Home / Industry / Media /  Goa govt orders probe in ‘Tehelka’ issue; action after police report

New Delhi: The Goa government on Thursday ordered an inquiry into allegations of sexual assault by Tarun Tejpal, editor of Tehelka magazine, on a junior colleague at the magazine’s annual THiNK Fest 2013 conference in Goa earlier this month.

Goa chief minister Manohar Parrikar told PTI that “if we find any substance against Tejpal, a suo moto case can be registered against him since the incident happened in Goa. Only after police report, I would be able to speak more on the issue".

Goa’s deputy inspector general of police O.P. Mishra said police had asked for complete closed-circuit television footage of the days during which the two incidents of assault were alleged to have taken place. “Only after we get the footage of the tape we will be able to comment further," Mishra said.

Tejpal on Wednesday announced that he was “recusing" himself from his job for six months after the woman journalist at Tehelka complained of sexual assaults by him.

In her written complaint to Tehelka managing editor Shoma Chaudhury, the journalist alleged Tejpal sexually assaulted her in a hotel in Goa during the 8-10 November conference. She is said to have sought the establishment of a committee by the magazine to go into her complaints and take action.

On Thursday evening, Chaudhury said in a message posted on Tehelka’s website that the magazine has “now constituted a formal complaints committee, in accordance to Vishaka guidelines, to be presided over by Urvashi Butalia, eminent feminist and publisher, to investigate the matter."

The Vishaka guidelines refer to a set of requirements for employers dealing with complaints of sexual assaults, laid down by the Supreme Court in a 1997 judgment.

Chaudhary also said Tehelka will ensure the “setting up of a formal complaints committee, according to section 4 of the Sexual Harassment of Women (Prevention, Prohibition and Redressal Act, 2013), an institutional mechanism that was sorely missing in Tehelka."

People familiar with the woman journalist had said she was weighing her options and would probably be willing to cooperate with the inquiry that has been initiated by the Goa government.

“Her main aim is to make sure there is an institutional apparatus within Tehelka, such as a sexual harassment committee that would look into such matters," Kavita Krishnan, secretary, All India Progressive Women’s Association said before Tehelka announced its intention to set up such a committee.

Krishnan clarified that she was not speaking on behalf of the journalist who was assaulted. However, she added that the institutional response by Tehelka had been shabby.

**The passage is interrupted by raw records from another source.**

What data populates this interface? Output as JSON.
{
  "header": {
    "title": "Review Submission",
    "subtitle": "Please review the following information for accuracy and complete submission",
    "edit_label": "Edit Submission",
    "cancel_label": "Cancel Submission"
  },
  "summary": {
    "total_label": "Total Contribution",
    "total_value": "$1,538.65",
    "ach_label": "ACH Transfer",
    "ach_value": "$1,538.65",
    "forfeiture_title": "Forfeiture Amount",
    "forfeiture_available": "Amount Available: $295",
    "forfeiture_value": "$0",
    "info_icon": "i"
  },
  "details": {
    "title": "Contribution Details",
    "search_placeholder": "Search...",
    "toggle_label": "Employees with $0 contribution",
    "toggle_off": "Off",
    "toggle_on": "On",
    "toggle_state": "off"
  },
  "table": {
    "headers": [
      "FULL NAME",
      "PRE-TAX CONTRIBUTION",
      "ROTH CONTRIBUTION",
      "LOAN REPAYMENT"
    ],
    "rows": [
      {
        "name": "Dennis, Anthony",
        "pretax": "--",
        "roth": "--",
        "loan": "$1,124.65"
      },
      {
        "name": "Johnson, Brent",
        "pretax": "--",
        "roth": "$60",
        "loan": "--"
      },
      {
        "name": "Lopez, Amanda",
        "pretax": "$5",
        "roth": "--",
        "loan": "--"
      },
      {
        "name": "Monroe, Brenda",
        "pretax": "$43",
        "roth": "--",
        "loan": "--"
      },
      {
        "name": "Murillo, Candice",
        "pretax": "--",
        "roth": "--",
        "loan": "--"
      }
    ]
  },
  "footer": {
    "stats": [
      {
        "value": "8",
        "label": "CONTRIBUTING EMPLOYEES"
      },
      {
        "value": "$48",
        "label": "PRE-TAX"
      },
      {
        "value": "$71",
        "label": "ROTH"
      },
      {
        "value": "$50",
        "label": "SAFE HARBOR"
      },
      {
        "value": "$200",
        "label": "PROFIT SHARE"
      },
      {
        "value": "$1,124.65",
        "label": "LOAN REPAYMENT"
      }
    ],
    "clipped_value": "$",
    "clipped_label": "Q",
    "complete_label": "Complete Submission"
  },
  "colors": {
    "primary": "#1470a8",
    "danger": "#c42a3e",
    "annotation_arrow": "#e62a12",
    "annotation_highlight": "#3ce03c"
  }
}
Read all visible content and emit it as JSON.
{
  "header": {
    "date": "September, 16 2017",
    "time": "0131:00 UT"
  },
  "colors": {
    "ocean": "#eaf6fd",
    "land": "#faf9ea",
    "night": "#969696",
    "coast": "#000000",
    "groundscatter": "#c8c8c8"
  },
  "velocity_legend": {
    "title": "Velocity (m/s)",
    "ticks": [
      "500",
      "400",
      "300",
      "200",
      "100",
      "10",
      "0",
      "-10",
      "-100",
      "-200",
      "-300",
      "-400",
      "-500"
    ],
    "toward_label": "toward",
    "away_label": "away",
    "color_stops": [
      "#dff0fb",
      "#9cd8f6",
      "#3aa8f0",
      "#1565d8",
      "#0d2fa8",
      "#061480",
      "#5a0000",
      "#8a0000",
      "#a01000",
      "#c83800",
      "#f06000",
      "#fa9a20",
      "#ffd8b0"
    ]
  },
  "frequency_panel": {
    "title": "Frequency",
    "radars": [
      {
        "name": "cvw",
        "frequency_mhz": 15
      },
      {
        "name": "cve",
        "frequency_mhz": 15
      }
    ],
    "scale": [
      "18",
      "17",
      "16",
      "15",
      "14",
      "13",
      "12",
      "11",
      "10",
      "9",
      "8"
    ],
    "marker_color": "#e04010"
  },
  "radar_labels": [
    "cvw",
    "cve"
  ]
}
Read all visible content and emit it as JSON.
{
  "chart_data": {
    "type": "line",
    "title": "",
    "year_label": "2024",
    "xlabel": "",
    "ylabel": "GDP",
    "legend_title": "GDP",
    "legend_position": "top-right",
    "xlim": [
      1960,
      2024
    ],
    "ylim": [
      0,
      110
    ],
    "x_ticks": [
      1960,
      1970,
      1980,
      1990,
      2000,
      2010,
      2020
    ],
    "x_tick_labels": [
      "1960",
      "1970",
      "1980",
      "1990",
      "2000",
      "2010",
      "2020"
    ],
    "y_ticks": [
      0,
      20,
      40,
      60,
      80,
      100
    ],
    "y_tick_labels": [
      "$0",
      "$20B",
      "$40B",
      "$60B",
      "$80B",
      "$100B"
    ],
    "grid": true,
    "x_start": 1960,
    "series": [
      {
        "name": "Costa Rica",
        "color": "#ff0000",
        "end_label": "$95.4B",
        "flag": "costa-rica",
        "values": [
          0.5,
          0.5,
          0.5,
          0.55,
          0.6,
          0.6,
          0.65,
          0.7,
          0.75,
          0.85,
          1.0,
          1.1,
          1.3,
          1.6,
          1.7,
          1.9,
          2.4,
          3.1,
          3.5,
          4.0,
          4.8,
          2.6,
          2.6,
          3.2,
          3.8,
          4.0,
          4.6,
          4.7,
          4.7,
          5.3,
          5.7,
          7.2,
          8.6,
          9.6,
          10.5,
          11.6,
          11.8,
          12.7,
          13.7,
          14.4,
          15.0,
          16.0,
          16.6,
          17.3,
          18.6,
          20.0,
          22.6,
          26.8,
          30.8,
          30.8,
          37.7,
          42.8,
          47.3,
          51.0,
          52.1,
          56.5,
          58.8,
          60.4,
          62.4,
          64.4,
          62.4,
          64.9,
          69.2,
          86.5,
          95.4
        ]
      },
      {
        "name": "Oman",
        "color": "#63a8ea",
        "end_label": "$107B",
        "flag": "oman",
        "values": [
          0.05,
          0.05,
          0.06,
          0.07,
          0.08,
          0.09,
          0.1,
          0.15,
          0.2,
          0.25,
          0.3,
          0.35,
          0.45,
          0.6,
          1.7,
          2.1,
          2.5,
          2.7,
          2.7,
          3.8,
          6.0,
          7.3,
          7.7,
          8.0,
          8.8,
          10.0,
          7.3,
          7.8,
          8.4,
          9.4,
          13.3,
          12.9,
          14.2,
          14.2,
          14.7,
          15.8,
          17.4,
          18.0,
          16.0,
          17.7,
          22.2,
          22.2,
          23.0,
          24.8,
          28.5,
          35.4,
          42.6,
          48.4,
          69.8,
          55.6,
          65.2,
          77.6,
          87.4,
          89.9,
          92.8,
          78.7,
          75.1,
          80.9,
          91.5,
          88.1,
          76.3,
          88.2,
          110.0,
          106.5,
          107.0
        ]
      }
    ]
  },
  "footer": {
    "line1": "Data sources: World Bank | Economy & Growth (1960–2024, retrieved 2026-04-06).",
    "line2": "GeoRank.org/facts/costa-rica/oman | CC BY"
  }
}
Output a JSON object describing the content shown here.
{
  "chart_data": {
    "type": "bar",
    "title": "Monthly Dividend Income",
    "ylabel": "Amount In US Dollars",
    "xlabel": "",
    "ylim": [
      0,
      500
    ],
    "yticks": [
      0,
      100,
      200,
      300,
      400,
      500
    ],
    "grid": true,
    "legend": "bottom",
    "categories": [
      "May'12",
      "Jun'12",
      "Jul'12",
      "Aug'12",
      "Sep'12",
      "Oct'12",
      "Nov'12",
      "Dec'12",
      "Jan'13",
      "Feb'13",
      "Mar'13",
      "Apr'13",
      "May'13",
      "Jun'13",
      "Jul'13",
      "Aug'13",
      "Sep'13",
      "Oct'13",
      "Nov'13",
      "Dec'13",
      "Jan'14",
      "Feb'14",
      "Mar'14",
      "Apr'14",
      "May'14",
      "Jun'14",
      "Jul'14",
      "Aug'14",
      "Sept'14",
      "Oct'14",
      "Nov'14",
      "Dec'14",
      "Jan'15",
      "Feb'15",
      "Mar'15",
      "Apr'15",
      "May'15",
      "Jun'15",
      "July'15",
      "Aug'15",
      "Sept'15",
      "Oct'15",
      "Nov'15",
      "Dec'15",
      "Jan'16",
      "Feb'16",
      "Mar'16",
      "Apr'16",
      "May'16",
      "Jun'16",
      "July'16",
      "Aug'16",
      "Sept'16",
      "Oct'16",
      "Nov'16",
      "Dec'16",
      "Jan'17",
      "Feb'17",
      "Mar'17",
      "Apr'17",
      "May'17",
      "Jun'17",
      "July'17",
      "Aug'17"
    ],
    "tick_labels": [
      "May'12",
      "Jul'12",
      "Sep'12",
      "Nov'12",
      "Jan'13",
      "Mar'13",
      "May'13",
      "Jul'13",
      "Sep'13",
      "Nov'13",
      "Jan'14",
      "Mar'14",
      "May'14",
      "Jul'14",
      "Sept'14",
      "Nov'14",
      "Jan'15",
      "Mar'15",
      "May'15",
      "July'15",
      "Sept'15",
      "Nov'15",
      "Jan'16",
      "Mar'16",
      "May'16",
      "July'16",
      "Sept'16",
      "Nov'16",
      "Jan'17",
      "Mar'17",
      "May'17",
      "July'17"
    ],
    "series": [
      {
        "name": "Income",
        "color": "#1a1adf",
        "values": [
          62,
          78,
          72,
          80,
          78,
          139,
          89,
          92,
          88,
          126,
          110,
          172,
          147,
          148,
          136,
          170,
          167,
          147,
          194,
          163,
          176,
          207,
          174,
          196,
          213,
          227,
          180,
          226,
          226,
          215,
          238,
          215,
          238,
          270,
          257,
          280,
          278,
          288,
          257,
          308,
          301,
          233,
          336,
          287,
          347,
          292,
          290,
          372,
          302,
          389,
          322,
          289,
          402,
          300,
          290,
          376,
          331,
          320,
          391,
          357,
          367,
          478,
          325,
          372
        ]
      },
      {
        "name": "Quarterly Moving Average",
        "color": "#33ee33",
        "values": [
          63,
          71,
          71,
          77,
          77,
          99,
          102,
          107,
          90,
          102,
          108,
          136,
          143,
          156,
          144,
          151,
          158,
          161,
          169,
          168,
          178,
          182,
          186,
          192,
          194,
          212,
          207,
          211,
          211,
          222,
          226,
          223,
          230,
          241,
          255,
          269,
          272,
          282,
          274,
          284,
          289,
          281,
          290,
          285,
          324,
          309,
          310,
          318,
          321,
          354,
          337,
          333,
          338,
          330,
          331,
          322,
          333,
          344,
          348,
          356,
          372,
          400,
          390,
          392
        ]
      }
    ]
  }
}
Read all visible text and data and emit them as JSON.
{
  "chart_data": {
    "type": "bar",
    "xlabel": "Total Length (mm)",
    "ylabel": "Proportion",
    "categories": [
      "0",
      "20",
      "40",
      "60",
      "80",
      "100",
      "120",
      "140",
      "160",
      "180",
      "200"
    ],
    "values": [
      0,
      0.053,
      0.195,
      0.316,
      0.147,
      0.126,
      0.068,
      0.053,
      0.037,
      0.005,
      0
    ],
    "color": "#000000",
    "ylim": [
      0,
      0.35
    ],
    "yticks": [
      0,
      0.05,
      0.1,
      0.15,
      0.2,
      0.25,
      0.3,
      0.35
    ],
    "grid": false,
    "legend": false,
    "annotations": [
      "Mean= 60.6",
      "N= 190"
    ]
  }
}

With regard to the legal options available to the victim, Supreme Court advocate Karuna Nundy said, “She can file a criminal case, a suit in court asking for financial damages, in addition to a writ petition through which the government can instruct Tehelka to set up a sexual harassment committee." She said the absence of a sexual harassment committee in Tehelka was “surprising".

Nundy said there are larger issues that need to be addressed as well. “The only manner through which this can be weeded out is (through) the law wielding a stick and an internal conviction that would sensitize and habituate a sense of control among relevant actors in the workplace and beyond," she added.

A clutch of human resources (HR) experts believe that a third-party investigation is the best practice for organizations to follow, especially if members of top management are involved in sexual harassment cases. “They should have had an anti-sexual harassment committee in place. For a path-breaking organization like Tehelka, which has strongly upheld several causes, you need to be scrupulous in every dimension, including the internal ones. It is unfortunate that they do not have a mechanism or an established ecosystem in place to address such issues for the employee stakeholder," said Hema Ravichandar, strategic HR adviser and former HR head at Infosys Ltd.

“Given what has happened so far, there is no confidence that this matter can be handled impartially, internally," she added.

Siddharth Varadarajan, former Editor of The Hindu newspaper, believes media organizations need to create a conducive environment for female workers and to make sure they critically examined such incidents. “How can you speak truth to power if you are unwilling to critically examine your own industry?" he asked. “People are fed up with the media holding their own members to other standards."

Meanwhile, PTI reported that the revelations about the alleged sexual assaults have cost Tejpal membership of the Prasar Bharti board.

Tejpal was selected as a member of the board on Tuesday by a committee headed by vice-president Hamid Ansari, people familiar with the situation said. Soon after the allegations came to light last night, Ansari asked the information and broadcasting ministry to cancel Tejpal’s membership, these people added.